我正在尝试使用Python来解析逗号分隔文件,其布局类似于:
AccountNumber,Invoice_Number,Gross_Amt,Adjustments,TotalDue
"234","56787","19.37",,"19.37"
"234","56788","204.76","-10.00","194.76"
"234","56789","139.77",,"139.77"
"567","12543","44.89","30.00","74.89"
我想要完成的是总金额,调整和总到期,然后将它们添加到每行的末尾(或者只是在每个文档的最后一行)。

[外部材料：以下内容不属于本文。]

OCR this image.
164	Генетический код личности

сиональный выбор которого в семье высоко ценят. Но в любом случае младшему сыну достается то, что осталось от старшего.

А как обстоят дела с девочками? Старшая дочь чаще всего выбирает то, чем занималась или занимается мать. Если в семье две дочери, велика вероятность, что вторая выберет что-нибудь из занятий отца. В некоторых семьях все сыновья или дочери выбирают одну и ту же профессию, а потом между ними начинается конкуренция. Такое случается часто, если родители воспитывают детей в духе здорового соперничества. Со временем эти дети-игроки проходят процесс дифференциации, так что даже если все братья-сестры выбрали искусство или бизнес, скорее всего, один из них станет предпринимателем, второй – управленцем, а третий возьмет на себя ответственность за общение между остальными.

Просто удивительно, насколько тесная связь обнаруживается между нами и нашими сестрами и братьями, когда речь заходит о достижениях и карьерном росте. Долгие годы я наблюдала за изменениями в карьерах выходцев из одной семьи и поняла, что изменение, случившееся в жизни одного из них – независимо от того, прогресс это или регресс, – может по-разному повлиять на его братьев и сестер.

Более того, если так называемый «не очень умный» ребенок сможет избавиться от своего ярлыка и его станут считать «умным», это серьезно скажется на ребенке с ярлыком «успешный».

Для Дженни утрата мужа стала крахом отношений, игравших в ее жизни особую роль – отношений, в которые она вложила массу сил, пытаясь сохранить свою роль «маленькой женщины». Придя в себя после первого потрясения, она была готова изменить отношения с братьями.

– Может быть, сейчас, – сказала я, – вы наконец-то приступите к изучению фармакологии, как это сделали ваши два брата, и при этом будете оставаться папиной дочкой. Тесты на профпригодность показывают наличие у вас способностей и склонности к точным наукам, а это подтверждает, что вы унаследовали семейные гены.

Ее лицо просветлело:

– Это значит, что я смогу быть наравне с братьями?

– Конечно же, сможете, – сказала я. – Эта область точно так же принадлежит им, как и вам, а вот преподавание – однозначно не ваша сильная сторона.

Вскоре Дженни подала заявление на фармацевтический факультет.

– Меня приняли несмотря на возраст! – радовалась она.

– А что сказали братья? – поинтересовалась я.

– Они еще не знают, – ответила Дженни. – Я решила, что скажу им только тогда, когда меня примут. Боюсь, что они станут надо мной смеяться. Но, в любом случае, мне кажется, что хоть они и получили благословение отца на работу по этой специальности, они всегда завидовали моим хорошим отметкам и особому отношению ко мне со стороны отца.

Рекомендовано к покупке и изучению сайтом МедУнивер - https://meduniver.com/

我的问题是,只要帐号相同,我怎样才能创建只添加字段的变量?例如,我会说英语:
检查帐号:在每行上添加Gross_amt,而帐号等于上一行的帐号,然后当帐号更改时,将total_amt字段的总和作为新字段添加到最后一行的末尾帐户为Gross_Amt_Total。重新开始。
答案 0 :(得分:4)
您可以使用itertools.groupby()
:
import csv
from itertools import groupby
from operator import itemgetter
with open("data.csv", "rb") as f:
next(f) # Skip header
for account, lines in groupby(csv.reader(f), itemgetter(0)):
gross_amount = 0.
for line in lines:
print line
gross_amount += float(line[2])
print "The total gross amount for account", account, "is", gross_amount
答案 1 :(得分:2)
csv模块用于读取数据,itertools.groupby按帐号分组:
import csv
from itertools import groupby
from StringIO import StringIO
data = StringIO('''\
AccountNumber,Invoice_Number,Gross_Amt,Adjustments,TotalDue
"234","56787","19.37",,"19.37"
"234","56788","204.76","-10.00","194.76"
"234","56789","139.77",,"139.77"
"567","12543","44.89","30.00","74.89"
''')
# Grab the header and rows of the data.
# groupby requires data sorted on the groupby key.
reader = csv.reader(data)
header = next(reader)
rows = sorted(reader)
print '{:13} {:14} {:9} {:11} {:8}'.format(*header)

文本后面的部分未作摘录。